Cari

SPMB 2025: Janji Pemerataan Pendidikan atau Sekadar Formalitas Tahunan



Schoolmedia News Jakarta == Pemerintah, melalui Kementerian Pendidikan Dasar dan Menengah (Kemendikdasmen), kembali menggelar Diskusi Kelompok Terpumpun (DKT) untuk mengevaluasi Sistem Penerimaan Murid Baru (SPMB) Tahun 2025.

Agenda ini, secara resmi, disebut sebagai bentuk komitmen memperkuat akses pendidikan yang adil dan inklusif. Namun di balik jargon pemerataan dan kualitas pendidikan untuk semua, masih banyak pertanyaan yang menggantung: seberapa jauh sistem ini benar-benar menjangkau mereka yang paling tertinggal?

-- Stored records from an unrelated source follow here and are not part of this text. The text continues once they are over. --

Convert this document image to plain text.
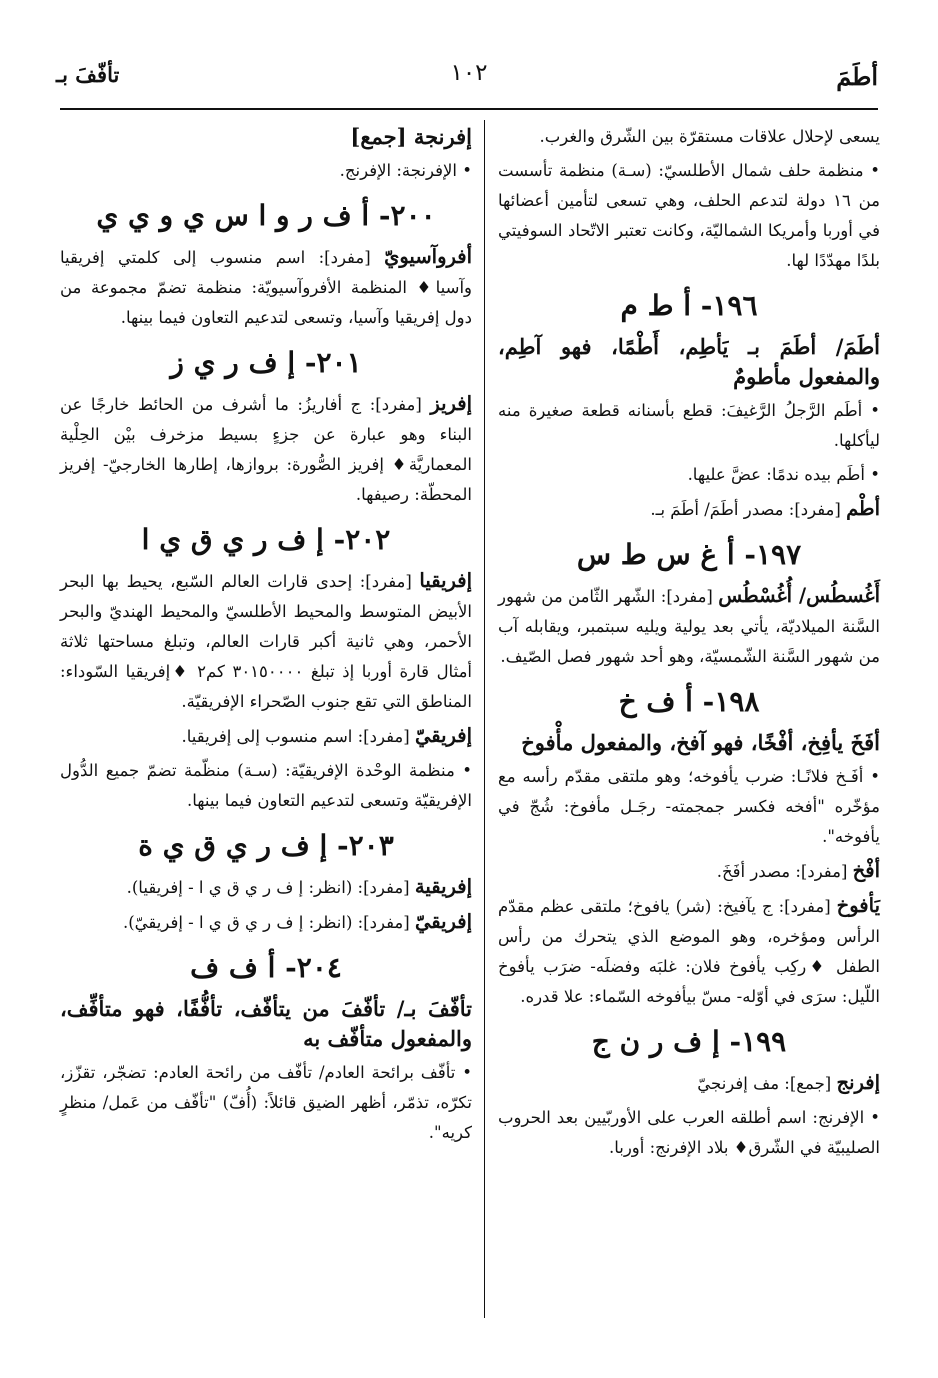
أطَمَ
١٠٢
تأفّفَ بـ

يسعى لإحلال علاقات مستقرّة بين الشّرق والغرب.

• منظمة حلف شمال الأطلسيّ: (سـة) منظمة تأسست من ١٦ دولة لتدعم الحلف، وهي تسعى لتأمين أعضائها في أوربا وأمريكا الشماليّة، وكانت تعتبر الاتّحاد السوفيتي بلدًا مهدّدًا لها.

١٩٦- أ ط م

أطَمَ/ أطَمَ بـ يَأطِم، أَطْمًا، فهو آطِم، والمفعول مأطومٌ

• أطَم الرَّجلُ الرَّغيفَ: قطع بأسنانه قطعة صغيرة منه ليأكلها.

• أطَم بيده ندمًا: عضَّ عليها.

أطْم [مفرد]: مصدر أطَمَ/ أطَمَ بـ.

١٩٧- أ غ س ط س

أَغُسطُس/ أُغُسْطُس [مفرد]: الشّهر الثّامن من شهور السَّنة الميلاديّة، يأتي بعد يولية ويليه سبتمبر، ويقابله آب من شهور السَّنة الشّمسيّة، وهو أحد شهور فصل الصّيف.

١٩٨- أ ف خ

أفَخَ يأفِخ، أفْخًا، فهو آفخ، والمفعول مأْفوخ

• أفَـخ فلانًـا: ضرب يأفوخه؛ وهو ملتقى مقدّم رأسه مع مؤخّره "أفخه فكسر جمجمته- رجَـل مأفوخ: شُجّ في يأفوخه".

أفْخ [مفرد]: مصدر أفَخَ.

يَأفوخ [مفرد]: ج يآفيخ: (شر) يافوخ؛ ملتقى عظم مقدّم الرأس ومؤخره، وهو الموضع الذي يتحرك من رأس الطفل ♦ركِب يأفوخ فلان: غلبَه وفضلَه- ضرَب يأفوخ اللّيل: سرَى في أوّله- مسّ بيأفوخه السّماء: علا قدره.

١٩٩- إ ف ر ن ج

إفرنج [جمع]: مف إفرنجيّ

• الإفرنج: اسم أطلقه العرب على الأوربّيين بعد الحروب الصليبيّة في الشّرق♦ بلاد الإفرنج: أوربا.

إفرنجة [جمع]

• الإفرنجة: الإفرنج.

٢٠٠- أ ف ر و ا س ي و ي ي

أفروآسيويّ [مفرد]: اسم منسوب إلى كلمتي إفريقيا وآسيا♦ المنظمة الأفروآسيويّة: منظمة تضمّ مجموعة من دول إفريقيا وآسيا، وتسعى لتدعيم التعاون فيما بينها.

٢٠١- إ ف ر ي ز

إفريز [مفرد]: ج أفاريزُ: ما أشرف من الحائط خارجًا عن البناء وهو عبارة عن جزءٍ بسيط مزخرف بيْن الحِلْية المعماريَّة♦ إفريز الصُّورة: بروازها، إطارها الخارجيّ- إفريز المحطّة: رصيفها.

٢٠٢- إ ف ر ي ق ي ا

إفريقيا [مفرد]: إحدى قارات العالم السّبع، يحيط بها البحر الأبيض المتوسط والمحيط الأطلسيّ والمحيط الهنديّ والبحر الأحمر، وهي ثانية أكبر قارات العالم، وتبلغ مساحتها ثلاثة أمثال قارة أوربا إذ تبلغ ٣٠١٥٠٠٠٠ كم٢ ♦إفريقيا السّوداء: المناطق التي تقع جنوب الصّحراء الإفريقيّة.

إفريقيّ [مفرد]: اسم منسوب إلى إفريقيا.

• منظمة الوحْدة الإفريقيّة: (سـة) منظّمة تضمّ جميع الدُّول الإفريقيّة وتسعى لتدعيم التعاون فيما بينها.

٢٠٣- إ ف ر ي ق ي ة

إفريقية [مفرد]: (انظر: إ ف ر ي ق ي ا - إفريقيا).

إفريقيّ [مفرد]: (انظر: إ ف ر ي ق ي ا - إفريقيّ).

٢٠٤- أ ف ف

تأفّفَ بـ/ تأفّفَ من يتأفّف، تأفُّفًا، فهو متأفِّف، والمفعول متأفّف به

• تأفّف برائحة العادم/ تأفّف من رائحة العادم: تضجّر، تقزّز، تكرّه، تذمّر، أظهر الضيق قائلاً: (أُفّ) "تأفّف من عَمل/ منظرٍ كريه".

Dalam pernyataan resminya, Menteri Pendidikan Dasar dan Menengah, Abdul Mu’ti, menekankan bahwa SPMB bukan sekadar mekanisme administratif, tetapi instrumen kebijakan untuk menjamin bahwa “tidak ada satu anak pun tertinggal.”

“Pendidikan yang bermutu adalah hak setiap warga negara. SPMB tahun ini mengedepankan prinsip inklusif dan berkeadilan,” ujar Mu’ti, Senin (22/9) di Jakarta.

Empat jalur penerimaan yang dibuka—domisili, prestasi, afirmasi, dan mutasi—diklaim sebagai langkah konkret menuju sistem yang adil dan akuntabel. Namun pertanyaannya: benarkah semua jalur ini berjalan tanpa celah? Tanpa manipulasi data alamat? Tanpa praktik "jual-beli kursi" yang kerap terjadi di balik layar?

Menurut Dirjen PAUD, Dikdas, dan Dikmen, Gogot Suharwoto, evaluasi nasional menunjukkan bahwa pelaksanaan SPMB 2025 “sangat positif”. Klaim ini disampaikan tanpa penjabaran detail tentang indikator evaluasi, apalagi mengangkat masalah konkret seperti kesenjangan antara kota dan daerah terpencil, atau hambatan akses bagi anak-anak dari keluarga marginal.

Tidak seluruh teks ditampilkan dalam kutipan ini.